ABSTRACT

At first glance, public-private partnerships appear to be conceptually hard to apply in a region that does not lend itself readily to a Western analytical perspective. The diffusion of policy ideas and innovations assumes receptive environments. Therefore this chapter seeks to provide an understanding of the context of social policy within the region, a context which has profound implications for the development of public-private partnerships. Although it is difficult to generalize about the region, the central argument here is that the concept of public-private partnerships has developed within the context of fundamental structural changes to the welfare state in Western liberal democracies.
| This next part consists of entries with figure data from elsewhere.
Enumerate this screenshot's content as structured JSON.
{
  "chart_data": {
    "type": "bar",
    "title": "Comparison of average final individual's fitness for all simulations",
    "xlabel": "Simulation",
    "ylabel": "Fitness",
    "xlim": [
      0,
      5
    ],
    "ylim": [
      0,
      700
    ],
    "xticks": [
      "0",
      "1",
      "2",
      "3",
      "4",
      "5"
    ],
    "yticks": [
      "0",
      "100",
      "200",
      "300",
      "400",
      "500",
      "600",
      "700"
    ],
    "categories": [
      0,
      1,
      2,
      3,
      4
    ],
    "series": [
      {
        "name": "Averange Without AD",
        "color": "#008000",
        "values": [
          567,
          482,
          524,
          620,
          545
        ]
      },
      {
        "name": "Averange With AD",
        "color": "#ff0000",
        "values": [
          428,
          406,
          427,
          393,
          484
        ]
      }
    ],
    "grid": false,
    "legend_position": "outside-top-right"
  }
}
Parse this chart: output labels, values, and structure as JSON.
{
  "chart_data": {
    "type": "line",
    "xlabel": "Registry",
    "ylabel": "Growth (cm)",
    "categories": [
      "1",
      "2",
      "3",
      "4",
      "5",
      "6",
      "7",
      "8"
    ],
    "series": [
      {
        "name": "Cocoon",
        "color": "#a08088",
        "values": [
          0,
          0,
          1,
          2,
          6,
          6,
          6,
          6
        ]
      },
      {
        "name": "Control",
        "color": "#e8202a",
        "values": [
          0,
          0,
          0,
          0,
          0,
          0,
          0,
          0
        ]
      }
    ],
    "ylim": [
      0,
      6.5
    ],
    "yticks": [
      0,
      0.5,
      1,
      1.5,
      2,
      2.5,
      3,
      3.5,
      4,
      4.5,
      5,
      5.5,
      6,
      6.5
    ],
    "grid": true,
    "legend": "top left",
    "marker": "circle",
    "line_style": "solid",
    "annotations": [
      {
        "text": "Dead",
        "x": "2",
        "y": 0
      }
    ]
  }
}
In the West, there has been a growing consensus about the legitimacy of encouraging the private and the non-profit sectors to provide public services. Lowndes and Skelcher (1998) ascribe the development of partnerships in the UK to growing restraints on public resources, the organizational fragmentation brought about by the New Public Management, persistent social problems that demanded a partnership approach and strategies to democratize grass-roots decision making. As this chapter seeks to demonstrate, the absence or fragility of these determinants in East Asia means that we cannot assume that is inevitable that public-private partnership will become an automatic feature of governance. After an assessment of the prospects for partnerships in relation to the impact of economic globalization, the demands of the state and the influence of culture, the chapter will evaluate the uneven scope for public-private partnerships by reviewing policy change in the countries that constitute the region. For the purposes of this chapter, East Asia refers to the People’s Republic of China (PRC), the Hong Kong Special Administrative Region (SAR) of the PRC (formerly Hong Kong), the Republic of China on Taiwan (Taiwan), South Korea and Japan. If we expand the categorization to that of ‘Confucianist’ Asia, Singapore is also included (Tu 1996). Singapore also shares many socio-economic features with the rest of East Asia.